Honest degrade: no boundaries / no baseline / heal mode off is a byte-identical
no-op, never a false-green. (Deterministic shell hooks, not LLM calls.)

**Progress Tracking:**
```json
{
  "codebase": "./src",
  "started": "2026-01-25T10:00:00Z",
  "components": [
    {
      "name": "billing/invoice",
      "phase": "stabilize",
      "critical_paths_total": 15,
      "critical_paths_characterized": 12,
      "friction_points": 12,
      "friction_classified": 8,
      "characterization_tests": 47,
      "characterization_passing": 47,
      "institutional_rules_extracted": 8,
      "baseline_warnings": 23,
      "current_warnings": 18,
      "health_score": 0.74
    }
  ],
  "overall_health": 0.74
}
```

---

## Healing Signals

| Signal | Purpose | Emitted When |
|--------|---------|-------------|
| `FRICTION_DETECTED` | New friction point found | Archaeology scan finds quirky behavior |
| `BEHAVIOR_CHANGE_RISK` | Proposed change may alter legacy behavior | Code review detects behavioral modification |
| `INSTITUTIONAL_KNOWLEDGE_FOUND` | Tribal knowledge extracted from code | Comment/history analysis reveals business rule |
| `HEALING_PHASE_COMPLETE` | Component completed a healing phase | Phase gate passed |
| `LEGACY_COMPATIBILITY_RISK` | Breaking change to legacy API detected | System-boundary test fails |

---

## Environment Variables

| Variable | Default | Purpose |
|----------|---------|---------|
| `LOKI_HEAL_MODE` | `false` | Enable healing mode |
| `LOKI_HEAL_PHASE` | `archaeology` | Current healing phase |
| `LOKI_HEAL_PRESERVE_FRICTION` | `true` | Warn before removing friction points |
| `LOKI_HEAL_BASELINE_DIR` | `.loki/healing/behavioral-baseline/` | Pre-healing snapshots |
| `LOKI_HEAL_STRICT` | `false` | Block ALL behavioral changes without approval |

---

## Known Limitations

Honest assessment of what this module can and cannot do:

| Capability | Status | Notes |
|-----------|--------|-------|
| Characterization test generation | Agent-guided | Agent writes tests following Feathers recipe, not fully automated |
| Friction detection | Heuristic | Pattern matching for sleeps, retries, magic values. Not exhaustive. |
| Equivalence verification | System-boundary | Not formal verification (HEC/arXiv:2506.02290 is research-stage) |
| Multi-agent decomposition | Sequential | True parallel decomposition like AWS Transform requires cloud infra |
| Institutional knowledge extraction | Best-effort | Comment/blame analysis. Cannot extract unwritten tribal knowledge. |
| Scale | <50K LOC practical | RepoMod-Bench: pass rates drop to 15.3% above 50K LOC |

---

## Quick Reference

```bash
# Start healing a legacy codebase
loki heal ./legacy-app

# Archaeology only (extract knowledge, don't modify)
loki heal ./legacy-app --archaeology-only

# Resume healing from last checkpoint
loki heal ./legacy-app --resume

# View healing progress
loki heal --status

# View friction map
loki heal --friction-map ./legacy-app

# Generate healing report
loki heal --report

# Strict mode: block any behavioral change without approval
LOKI_HEAL_STRICT=true loki heal ./legacy-app
```

## Checkpoint metadata hardening (v7.5.8)

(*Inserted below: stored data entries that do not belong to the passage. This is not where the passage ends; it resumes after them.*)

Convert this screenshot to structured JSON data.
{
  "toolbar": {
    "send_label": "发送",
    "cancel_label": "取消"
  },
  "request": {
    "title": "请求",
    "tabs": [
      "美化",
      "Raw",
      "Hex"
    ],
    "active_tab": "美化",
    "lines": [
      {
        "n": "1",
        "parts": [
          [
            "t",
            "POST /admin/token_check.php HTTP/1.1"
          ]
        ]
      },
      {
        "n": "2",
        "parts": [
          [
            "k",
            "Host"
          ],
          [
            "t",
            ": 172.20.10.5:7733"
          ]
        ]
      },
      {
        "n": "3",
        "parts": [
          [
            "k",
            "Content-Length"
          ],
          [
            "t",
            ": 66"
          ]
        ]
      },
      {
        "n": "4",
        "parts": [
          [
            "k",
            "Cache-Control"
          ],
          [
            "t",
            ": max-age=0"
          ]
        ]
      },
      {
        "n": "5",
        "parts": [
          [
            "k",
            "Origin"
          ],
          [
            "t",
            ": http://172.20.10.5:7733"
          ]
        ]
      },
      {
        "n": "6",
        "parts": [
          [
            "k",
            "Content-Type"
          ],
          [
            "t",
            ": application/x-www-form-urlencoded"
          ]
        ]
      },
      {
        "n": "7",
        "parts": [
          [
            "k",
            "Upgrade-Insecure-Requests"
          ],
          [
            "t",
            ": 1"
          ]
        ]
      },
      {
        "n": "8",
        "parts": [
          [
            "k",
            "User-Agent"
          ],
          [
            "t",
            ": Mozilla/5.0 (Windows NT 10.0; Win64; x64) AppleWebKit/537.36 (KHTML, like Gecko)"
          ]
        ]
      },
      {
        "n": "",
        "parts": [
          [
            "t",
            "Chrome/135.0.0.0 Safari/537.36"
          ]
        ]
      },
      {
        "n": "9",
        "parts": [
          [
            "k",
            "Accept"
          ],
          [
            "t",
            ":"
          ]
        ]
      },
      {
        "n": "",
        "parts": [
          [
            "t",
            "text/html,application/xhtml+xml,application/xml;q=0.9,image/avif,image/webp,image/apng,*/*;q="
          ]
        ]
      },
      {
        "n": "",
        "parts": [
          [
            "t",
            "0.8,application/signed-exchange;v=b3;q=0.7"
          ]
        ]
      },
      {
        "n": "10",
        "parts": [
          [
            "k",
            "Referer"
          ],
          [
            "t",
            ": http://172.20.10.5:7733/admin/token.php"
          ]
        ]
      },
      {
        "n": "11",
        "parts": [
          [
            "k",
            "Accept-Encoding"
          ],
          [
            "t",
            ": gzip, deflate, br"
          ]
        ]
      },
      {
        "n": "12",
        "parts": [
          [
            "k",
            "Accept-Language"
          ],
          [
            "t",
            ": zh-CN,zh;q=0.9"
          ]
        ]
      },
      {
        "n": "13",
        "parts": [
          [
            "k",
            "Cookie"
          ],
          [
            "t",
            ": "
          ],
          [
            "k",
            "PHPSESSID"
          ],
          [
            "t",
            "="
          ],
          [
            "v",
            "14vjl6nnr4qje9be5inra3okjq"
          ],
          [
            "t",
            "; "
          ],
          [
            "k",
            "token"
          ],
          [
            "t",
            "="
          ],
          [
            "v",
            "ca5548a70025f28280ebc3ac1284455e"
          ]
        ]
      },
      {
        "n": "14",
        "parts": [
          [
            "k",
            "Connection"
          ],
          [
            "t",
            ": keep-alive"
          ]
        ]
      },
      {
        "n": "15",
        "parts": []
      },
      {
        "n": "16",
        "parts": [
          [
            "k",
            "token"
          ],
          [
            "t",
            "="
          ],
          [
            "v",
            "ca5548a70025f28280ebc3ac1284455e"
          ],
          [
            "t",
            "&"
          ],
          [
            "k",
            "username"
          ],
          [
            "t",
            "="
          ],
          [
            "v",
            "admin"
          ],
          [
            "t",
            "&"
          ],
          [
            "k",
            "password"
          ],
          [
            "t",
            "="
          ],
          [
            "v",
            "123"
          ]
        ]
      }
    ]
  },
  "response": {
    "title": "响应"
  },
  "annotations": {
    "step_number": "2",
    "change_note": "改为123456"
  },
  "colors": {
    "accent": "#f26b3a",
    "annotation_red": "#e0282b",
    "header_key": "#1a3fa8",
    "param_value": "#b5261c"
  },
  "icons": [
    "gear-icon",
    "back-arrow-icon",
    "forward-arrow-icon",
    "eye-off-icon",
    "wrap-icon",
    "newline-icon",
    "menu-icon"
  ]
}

As defense-in-depth for the healing checkpoint store, the checkpoint
writer now rejects ASCII control characters (U+0000-U+001F except TAB,
LF, CR, plus U+007F) anywhere in checkpoint metadata keys or values
before persisting `.loki/healing/checkpoints/<phase>.json`. This blocks
log-injection and JSON-poisoning vectors where adapter output, friction
notes, or institutional-knowledge excerpts could smuggle terminal
escapes or NUL bytes into the resume path. Rejected writes raise a
typed error and never partially overwrite the prior checkpoint, so
`loki heal --resume` always restarts from a clean, validated state.